• AgoraVox sur Twitter
  • RSS
  • Agoravox TV
  • Agoravox Mobile

Accueil du site > Culture & Loisirs > Culture > La vie sexuelle de Robinson Crusoë

La vie sexuelle de Robinson Crusoë

Absence de femmes, embarras causé par l’homosexualité de nécessité, masturbation, zoophilie, érotisme de substitution, voilà des thèmes peu traités en littérature insulaire et totalement occultés par Daniel Defoe. Le Robinson initial semble penser à tout sauf à son sexe. Cet imaginatif bricoleur, infatigable et inventif, escamote totalement ses besoins sexuels, alors qu’il arrive sur « son » île dans la force de l’âge, il n’a que 28 ans ! Le Capitaine Woodes Rodgers dans sa narration sur les mésaventures d’Alexandre Selkirk, qui servit de modèle au roman de Defoe, aborde cependant le cas des chèvres qui ne lui servaient pas uniquement de nourriture.

Michel Tournier, dans Vendredi où les limbes du Pacifique, 1967, n’est pas le premier à aborder le sujet, mais par son livre, il fait cependant figure de novateur car il touche à un tabou qui était respecté jusque là dans une littérature ciblant avant tout les adolescents. Rituel de la fécondation de la terre, repris de traditions africaines, sexualité sublimée, tout le domaine sexuel est largement évoqué. Le passage à l’acte homosexuel entre Robinson et Vendredi n’est pas explicite dans le roman, mais fortement suggéré, mais quand on connait les préoccupations existentielles de Tournier, cela n’a qu’une importance relative.

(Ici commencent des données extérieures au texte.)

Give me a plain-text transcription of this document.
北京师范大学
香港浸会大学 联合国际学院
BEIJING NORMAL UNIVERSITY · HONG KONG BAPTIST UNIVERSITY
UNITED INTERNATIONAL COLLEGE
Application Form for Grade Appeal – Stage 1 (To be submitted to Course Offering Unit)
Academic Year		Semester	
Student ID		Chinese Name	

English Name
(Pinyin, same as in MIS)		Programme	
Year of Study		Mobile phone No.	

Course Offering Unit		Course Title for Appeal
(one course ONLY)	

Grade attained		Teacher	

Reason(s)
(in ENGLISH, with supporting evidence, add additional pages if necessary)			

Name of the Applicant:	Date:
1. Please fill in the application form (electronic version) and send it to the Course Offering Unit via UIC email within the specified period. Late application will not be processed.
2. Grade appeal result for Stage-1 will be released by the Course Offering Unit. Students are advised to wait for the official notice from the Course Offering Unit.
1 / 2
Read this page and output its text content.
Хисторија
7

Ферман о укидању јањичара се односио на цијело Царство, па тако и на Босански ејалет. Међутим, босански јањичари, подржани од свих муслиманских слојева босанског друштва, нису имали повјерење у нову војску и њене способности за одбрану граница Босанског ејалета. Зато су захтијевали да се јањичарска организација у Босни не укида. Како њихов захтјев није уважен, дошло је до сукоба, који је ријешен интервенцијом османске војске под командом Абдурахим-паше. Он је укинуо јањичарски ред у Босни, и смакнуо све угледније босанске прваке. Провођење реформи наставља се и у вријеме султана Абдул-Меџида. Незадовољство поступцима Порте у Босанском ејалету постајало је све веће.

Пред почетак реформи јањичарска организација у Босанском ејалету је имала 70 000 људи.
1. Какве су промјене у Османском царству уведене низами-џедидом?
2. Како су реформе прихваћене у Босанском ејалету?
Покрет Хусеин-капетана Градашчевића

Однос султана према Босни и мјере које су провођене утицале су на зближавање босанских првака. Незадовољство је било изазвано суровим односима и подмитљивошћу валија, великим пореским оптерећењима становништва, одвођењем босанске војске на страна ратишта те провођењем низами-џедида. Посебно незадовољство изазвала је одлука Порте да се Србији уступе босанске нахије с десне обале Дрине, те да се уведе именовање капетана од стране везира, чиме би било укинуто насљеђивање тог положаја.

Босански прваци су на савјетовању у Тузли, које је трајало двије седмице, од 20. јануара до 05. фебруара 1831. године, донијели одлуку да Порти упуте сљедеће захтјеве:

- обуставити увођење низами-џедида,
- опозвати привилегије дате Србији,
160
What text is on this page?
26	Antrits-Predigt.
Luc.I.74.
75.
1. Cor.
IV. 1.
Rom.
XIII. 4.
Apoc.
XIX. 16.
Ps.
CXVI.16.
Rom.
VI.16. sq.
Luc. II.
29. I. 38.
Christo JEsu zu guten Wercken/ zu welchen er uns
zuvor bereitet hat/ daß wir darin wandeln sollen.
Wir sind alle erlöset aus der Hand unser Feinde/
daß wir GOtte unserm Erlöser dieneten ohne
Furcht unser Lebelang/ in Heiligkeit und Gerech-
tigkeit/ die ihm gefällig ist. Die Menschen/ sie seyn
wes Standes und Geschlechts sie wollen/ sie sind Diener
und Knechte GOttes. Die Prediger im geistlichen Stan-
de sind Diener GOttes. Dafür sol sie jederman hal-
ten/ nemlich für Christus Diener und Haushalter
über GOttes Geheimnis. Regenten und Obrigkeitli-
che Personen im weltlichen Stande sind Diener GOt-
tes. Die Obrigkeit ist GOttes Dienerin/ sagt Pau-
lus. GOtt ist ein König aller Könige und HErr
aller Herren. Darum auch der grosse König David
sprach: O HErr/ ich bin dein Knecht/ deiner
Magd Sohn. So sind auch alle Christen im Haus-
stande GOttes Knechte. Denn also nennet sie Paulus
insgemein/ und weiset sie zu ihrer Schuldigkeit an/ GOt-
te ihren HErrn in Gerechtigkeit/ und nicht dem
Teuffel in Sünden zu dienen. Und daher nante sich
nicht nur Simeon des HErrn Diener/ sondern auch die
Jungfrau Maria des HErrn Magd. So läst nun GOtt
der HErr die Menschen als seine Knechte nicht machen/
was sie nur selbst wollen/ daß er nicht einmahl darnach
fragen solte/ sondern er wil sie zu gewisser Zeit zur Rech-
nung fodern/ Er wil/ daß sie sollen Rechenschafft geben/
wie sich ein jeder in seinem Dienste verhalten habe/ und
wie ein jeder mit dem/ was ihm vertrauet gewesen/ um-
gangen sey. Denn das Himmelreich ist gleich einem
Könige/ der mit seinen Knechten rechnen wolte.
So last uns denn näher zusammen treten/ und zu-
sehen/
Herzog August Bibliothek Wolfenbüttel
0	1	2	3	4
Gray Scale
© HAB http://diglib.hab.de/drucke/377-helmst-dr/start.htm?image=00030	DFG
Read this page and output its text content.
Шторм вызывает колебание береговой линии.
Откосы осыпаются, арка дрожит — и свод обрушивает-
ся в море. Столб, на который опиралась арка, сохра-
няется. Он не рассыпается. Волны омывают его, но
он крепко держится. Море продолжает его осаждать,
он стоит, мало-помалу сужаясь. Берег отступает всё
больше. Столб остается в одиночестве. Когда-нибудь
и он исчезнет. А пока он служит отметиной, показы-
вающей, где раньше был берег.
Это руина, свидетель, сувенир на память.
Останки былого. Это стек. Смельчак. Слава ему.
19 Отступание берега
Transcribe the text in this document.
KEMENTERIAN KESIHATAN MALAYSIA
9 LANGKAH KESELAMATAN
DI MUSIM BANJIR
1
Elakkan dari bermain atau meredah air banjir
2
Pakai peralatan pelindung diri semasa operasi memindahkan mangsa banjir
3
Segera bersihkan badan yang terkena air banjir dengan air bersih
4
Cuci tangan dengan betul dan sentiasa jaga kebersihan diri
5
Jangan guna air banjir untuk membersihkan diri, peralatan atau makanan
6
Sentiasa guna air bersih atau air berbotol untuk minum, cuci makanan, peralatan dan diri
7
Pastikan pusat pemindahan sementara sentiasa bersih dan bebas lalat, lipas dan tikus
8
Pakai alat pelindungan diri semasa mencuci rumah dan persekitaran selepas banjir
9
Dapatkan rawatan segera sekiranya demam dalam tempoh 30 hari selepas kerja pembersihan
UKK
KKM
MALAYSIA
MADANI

Dans la relation de faits réels, le récit des évènements étant survenus lors de l’exploitation des phosphates sur Juan de Nova, dans les Îles Eparses, de 1952 à 1968 décrit avec détail des abus sexuels, commis par des Européens exploitant l’île, sur des ouvriers importés des pays riverains de l’Océan Indien. Il s’agit d’un des rares cas, si ce n’est le seul, ayant débouché sur une enquête judiciaire circonstanciée et des plaintes devant la justice française. Tout cela, bien avant le procès pour viol à Pitcairn en septembre 2004 où l’un des descendants de Fletcher Christian était impliqué. Et, enfin, on se souviendra que Napoléon à Sainte-Hélène ne passa pas uniquement son séjour à rédiger ses mémoires pour entrer éternellement dans l’Histoire en se morfondant et rongeant son frein. L’infortuné Montholon est bien placé pour en avoir fait les frais. Certains accusent même ce présumé cocu d’avoir « aidé » l’Empereur à ne pas s’éterniser sur son île par le recours d’arsenic présent dans la mort-aux-rats. Ce qui de plus arrangeait fort les Anglais qui commençaient à considérer que le séjour de leur hôte forcé allait leur coûter très cher s’il s’y éternisait jusqu’à un âge avancé.

Au niveau de la création littéraire, bien avant le Vendredi de Michel Tournier, le livre de Michel Gall, La vie sexuelle de Robinson Crusoë, développe le thème de l’onanisme et de la zoophilie de nécessité, comparant le naufragé à un prisonnier incarcéré ayant recours à une sexualité de substitution. Sa version anglaise antérieurement traduite du français fut éditée en 1955 sous le pseudonyme d’Humphrey Richardson, puis de nouveau publié en français sous plusieurs versions illustrées et corrigées. Vendredi devient dans cette optique une aubaine pour le solitaire qui transforme le « primitif » en objet sexuel à sa merci. Vendredi, déjà prototype du colonisé devient de facto celui de l’esclave sexuel. L’auteur ayant écrit sa première version à une époque où il existait encore des colonies, ne s’est pas posé outre-mesure la question de la relation maitre/esclave, ni celle de la soumission forcée comme l’aurait fait de manière compulsive un auteur actuel. Il nomme aussi son nouveau compagnon Vendredi et éduque son sauvage, il lui apprend l’anglais à coups de badine pimentés de caresses érotiques. Par contre, ce Vendredi a eu une existence avant d’arriver sur l’île et il en fait profiter en détails Robinson.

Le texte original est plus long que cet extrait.